When we got there, our friend Kathy Newman was already there—we’d told her about the comet the Sunday before at church. She’s a photographer, so she was out there with her camera and had already gotten a few excellent images of the crescent moon with the comet.
Once we knew exactly where to look, the comet was obvious. We watched the comet until it finally set beneath the horizon, perhaps an hour past sunset.
The next night, March 13, we attempted to see the comet PanSTARRS again. This time, along with my binoculars, I brought my telescope with me. My telescope is very small. It’s a Meade 3 ½ inch Maksutov-Cassegrain with a field tripod and equatorial mount with motor drive. What it lacks in resolution, it makes up for in being very easy to transport anywhere. That’s an important consideration when one lives in a brightly lighted city, since to do any good observing of the sky, one must travel some distance to escape its glare. However, we were unsuccessful the second night: we never got to see the comet. By the time we arrived at our viewing location, the comet had sunk beneath the horizon.
But the evening was not a total loss. Since I had the telescope with me, we went ahead and set it up and took a look at the thin crescent moon. It was a beautiful sight. About then, one of my wife’s teacher colleagues and her family had joined us, hoping to see the comet. My wife had told her about what we’d seen the night before and had informed her that we were going to make a second attempt with a telescope. But they enjoyed looking at the magnified crescent moon. After staring at the moon for a while, I decided to swing the scope toward Jupiter.

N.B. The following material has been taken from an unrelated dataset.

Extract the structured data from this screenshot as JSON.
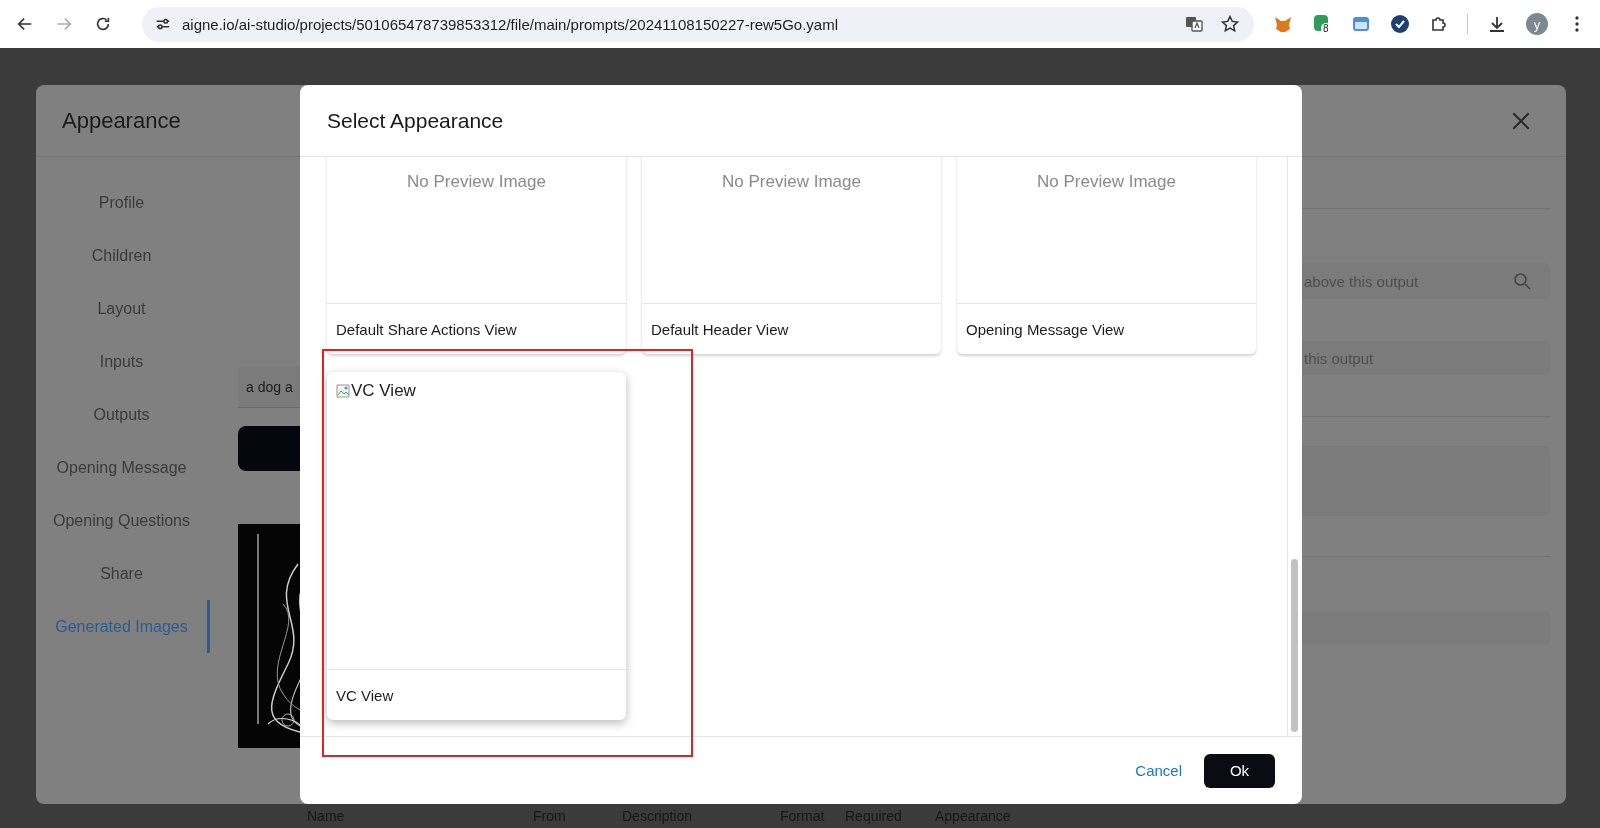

What was a star-like object to the naked eye became a small, yellowish banded disk through the telescope. And four tiny specks, like brilliant diamonds, lay strung out in a line on either side of Jupiter: the four largest moons of Jupiter, three on one side (Calisto, Europa and Io) and one on the other (Ganymede). They are called the Galilean satellites, since they were all discovered by Galileo Galilee in the seventeenth century.
It was the first time I’d ever seen all four of Jupiter’s main moons at the same time. The most I’d seen before then had been three; usually one or more were either behind or in front of Jupiter and invisible to me.